Karena sudah menggunakan kosa kata yang lebih luas, sehingga untuk dapat
memahami isi teks bacaan tersebut perlu beberapa kali untuk membacanya.
- Impersonal
Impersonal berkaitan
dengan sudut pandang atau point of view.
Seperti yang telah saya sampaikan pada class review pertama, bahwa dalam
academic writing jangan menggunakan
sudut pandang orang pertama seperti I, Me, We, Our, dan sebagainya.
- References
Dalam academic writing
references adalah hal yang sangat perlu untuk diperhatikan, karena academic
writing bukan sekedar pelajaran menulis biasa.

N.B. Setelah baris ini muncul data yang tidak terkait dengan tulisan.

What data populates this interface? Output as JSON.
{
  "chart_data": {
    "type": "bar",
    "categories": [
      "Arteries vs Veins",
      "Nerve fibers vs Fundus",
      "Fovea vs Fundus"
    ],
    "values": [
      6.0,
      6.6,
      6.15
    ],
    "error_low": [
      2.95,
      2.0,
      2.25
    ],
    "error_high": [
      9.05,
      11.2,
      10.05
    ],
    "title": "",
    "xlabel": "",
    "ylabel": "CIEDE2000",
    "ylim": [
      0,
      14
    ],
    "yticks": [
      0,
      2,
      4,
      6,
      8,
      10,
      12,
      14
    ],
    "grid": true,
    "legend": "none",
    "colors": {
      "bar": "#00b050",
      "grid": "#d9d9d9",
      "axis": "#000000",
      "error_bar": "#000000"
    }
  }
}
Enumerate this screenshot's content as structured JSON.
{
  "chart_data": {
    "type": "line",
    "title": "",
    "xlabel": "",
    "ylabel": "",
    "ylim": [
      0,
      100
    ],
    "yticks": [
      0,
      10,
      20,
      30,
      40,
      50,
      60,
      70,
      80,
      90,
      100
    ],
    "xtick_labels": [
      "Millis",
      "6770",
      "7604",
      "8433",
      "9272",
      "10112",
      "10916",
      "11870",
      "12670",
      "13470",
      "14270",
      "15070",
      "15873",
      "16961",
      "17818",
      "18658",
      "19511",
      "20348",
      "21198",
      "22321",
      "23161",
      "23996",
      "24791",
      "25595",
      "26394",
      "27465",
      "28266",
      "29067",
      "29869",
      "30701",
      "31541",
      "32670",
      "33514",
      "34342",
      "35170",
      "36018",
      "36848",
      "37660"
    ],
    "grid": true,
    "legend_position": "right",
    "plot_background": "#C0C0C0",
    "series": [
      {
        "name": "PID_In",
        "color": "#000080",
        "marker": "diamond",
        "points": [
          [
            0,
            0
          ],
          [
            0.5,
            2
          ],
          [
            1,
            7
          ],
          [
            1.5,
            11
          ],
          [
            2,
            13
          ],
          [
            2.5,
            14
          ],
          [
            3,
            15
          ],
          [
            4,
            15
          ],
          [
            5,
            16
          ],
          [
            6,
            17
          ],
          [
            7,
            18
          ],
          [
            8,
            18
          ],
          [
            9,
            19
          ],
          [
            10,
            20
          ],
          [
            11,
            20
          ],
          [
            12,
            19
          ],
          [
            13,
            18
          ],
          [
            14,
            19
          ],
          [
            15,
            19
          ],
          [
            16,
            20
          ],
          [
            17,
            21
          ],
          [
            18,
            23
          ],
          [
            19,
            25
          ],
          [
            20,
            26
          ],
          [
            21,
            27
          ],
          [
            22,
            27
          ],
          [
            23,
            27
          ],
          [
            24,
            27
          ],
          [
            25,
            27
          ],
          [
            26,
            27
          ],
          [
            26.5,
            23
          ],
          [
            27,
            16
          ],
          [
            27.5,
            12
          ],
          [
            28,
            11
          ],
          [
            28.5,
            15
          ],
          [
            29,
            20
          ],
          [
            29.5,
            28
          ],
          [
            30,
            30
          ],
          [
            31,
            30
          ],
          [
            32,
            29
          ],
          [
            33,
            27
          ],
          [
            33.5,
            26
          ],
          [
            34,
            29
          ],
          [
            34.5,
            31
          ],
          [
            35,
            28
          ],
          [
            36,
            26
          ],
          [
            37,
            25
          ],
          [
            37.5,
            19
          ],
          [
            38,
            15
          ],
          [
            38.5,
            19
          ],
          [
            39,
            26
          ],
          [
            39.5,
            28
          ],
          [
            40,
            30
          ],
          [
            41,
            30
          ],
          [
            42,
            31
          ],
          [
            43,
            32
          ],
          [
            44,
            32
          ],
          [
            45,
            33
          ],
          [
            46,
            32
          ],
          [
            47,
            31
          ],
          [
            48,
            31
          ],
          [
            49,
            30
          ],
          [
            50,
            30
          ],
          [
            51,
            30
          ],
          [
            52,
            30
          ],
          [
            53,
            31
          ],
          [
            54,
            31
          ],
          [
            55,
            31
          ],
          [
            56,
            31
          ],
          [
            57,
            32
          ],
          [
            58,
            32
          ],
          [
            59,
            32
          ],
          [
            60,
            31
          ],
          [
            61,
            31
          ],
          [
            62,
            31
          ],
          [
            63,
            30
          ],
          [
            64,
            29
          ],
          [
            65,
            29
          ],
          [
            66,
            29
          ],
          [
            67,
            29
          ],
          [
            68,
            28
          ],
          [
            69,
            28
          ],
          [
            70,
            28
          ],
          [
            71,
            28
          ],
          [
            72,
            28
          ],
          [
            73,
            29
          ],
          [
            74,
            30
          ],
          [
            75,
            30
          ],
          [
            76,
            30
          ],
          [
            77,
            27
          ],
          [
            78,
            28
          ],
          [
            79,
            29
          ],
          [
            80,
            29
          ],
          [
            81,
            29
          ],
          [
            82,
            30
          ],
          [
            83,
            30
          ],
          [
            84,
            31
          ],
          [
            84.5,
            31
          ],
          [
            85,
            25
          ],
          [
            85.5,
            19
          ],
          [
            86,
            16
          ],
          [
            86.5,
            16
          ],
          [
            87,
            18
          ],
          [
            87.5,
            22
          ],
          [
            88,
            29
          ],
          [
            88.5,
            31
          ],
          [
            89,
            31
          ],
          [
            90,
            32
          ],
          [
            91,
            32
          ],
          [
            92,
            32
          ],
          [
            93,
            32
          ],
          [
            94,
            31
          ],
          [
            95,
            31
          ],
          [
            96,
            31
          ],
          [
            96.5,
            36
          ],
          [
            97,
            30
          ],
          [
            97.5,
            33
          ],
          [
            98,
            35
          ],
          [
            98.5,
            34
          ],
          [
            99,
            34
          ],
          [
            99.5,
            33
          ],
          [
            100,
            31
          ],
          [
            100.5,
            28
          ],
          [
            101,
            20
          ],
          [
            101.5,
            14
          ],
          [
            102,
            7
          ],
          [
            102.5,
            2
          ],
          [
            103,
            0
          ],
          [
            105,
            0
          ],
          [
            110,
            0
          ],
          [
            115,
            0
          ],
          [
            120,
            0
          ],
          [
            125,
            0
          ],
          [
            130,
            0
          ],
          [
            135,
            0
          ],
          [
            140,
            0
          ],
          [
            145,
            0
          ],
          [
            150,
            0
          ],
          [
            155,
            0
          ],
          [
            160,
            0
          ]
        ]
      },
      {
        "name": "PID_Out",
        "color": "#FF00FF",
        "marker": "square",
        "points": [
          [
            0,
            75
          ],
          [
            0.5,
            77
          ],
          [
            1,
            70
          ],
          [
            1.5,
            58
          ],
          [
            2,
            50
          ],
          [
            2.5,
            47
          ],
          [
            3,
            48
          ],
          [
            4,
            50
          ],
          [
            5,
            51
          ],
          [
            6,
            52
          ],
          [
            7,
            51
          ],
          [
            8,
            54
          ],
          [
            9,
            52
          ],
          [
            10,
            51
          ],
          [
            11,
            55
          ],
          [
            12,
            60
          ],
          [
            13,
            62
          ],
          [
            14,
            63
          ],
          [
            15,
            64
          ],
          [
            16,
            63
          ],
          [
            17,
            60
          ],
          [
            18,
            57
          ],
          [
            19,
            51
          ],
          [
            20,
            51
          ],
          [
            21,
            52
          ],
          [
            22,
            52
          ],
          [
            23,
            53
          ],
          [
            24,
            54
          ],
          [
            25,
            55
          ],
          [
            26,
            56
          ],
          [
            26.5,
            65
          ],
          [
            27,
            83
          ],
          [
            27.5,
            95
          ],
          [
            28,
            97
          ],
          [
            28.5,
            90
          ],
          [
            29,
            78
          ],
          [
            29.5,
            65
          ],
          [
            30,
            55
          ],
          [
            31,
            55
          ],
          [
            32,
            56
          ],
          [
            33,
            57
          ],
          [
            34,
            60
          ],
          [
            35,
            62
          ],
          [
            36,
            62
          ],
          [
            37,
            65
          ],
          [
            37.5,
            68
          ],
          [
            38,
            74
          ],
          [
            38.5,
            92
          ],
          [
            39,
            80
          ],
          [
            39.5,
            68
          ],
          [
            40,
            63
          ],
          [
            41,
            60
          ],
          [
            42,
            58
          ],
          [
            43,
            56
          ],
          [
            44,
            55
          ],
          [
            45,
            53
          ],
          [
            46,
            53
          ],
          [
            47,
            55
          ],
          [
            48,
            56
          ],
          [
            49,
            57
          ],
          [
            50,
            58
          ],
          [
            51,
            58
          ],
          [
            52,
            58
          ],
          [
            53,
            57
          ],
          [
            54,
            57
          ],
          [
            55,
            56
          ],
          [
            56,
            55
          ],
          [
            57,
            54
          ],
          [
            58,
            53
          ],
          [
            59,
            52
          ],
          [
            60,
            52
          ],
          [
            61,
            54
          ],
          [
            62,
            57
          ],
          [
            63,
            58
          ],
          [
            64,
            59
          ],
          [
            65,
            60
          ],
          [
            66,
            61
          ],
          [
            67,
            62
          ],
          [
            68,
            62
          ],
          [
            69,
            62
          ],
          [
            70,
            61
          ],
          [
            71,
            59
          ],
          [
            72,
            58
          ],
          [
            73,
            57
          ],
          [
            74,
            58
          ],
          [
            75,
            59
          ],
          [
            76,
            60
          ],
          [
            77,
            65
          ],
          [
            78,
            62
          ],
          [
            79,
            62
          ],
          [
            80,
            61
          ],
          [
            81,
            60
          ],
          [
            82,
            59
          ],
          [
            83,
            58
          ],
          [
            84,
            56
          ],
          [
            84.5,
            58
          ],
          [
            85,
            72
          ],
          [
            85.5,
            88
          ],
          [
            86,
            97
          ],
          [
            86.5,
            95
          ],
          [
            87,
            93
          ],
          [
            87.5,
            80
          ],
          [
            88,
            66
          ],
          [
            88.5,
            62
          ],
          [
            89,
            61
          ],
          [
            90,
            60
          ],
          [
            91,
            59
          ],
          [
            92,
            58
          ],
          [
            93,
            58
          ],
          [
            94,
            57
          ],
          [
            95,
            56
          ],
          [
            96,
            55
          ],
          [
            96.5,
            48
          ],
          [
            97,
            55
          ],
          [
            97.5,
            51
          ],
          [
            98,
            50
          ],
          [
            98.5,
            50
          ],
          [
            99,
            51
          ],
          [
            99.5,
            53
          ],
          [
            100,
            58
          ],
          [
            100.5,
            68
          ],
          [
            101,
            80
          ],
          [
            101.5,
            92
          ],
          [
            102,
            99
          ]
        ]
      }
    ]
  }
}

Academic writing lebih mengarah kepada argumentative essay, jurnal,
skripsi, dan thesis. Sehingga apabila
menyertakan argument harus di dukung dengan referensi yang jelas, bukti yang
nyata, dan data yang otentik.
- Formal
Yang dimaksud formal
yaitu bahasa yang digunakan dalam penulisannya harus menggunakan bahasa yang
sopan, bahasa baku, dan tidak menggunakan tulisan yang di singkat-singkat. Dan juga harus bisa memilah dan memilih kosa
kata yang layak untuk kita tulis.
Selanjutnya, pada sub yang kedua dari teaching
orientation terdapat critical thiking. Apa yang dimaksud dengan critical
thiking? Menurut (Tony dwi susanto.wordpress.com) salah satu
definisi critical thinking
adalah kemampuan untuk memberikan alasan yaitu argumentasi, pembenaran
bukti-bukti, secara objektif untuk suatu pendapat akademik atau menurut istilah
lain critical thinking dapat dimaknai sebagai strategi untuk mempengaruhi dan
meyakinkan orang lain. Disamping
itu pada critical thingking terdapat dua aspek yang perlu diperhatikan yaitu:
v Critical Reader
Critical reader atau pembaca kritis
merupakan pendahuluan penting untuk menjadi penulis yang kritis atau critical
writer. Hal-hal penting yang perlu
diperhatikan untuk menjadi seorang critical reader yaitu:



Selain itu kita juga perlu mengambil pendekatan kritis
untuk membaca, karena kita tidak hanya bisa menerima keputusan dari topic yang
kita baca. Tetapi, kita juga harus mampu dan harus siap
untuk melangkah ke perdebatan akademis, dan juga mampu membuat evaluasi anda
sendiri seberapa banyak anda bersedia untuk menerima apa yang anda baca.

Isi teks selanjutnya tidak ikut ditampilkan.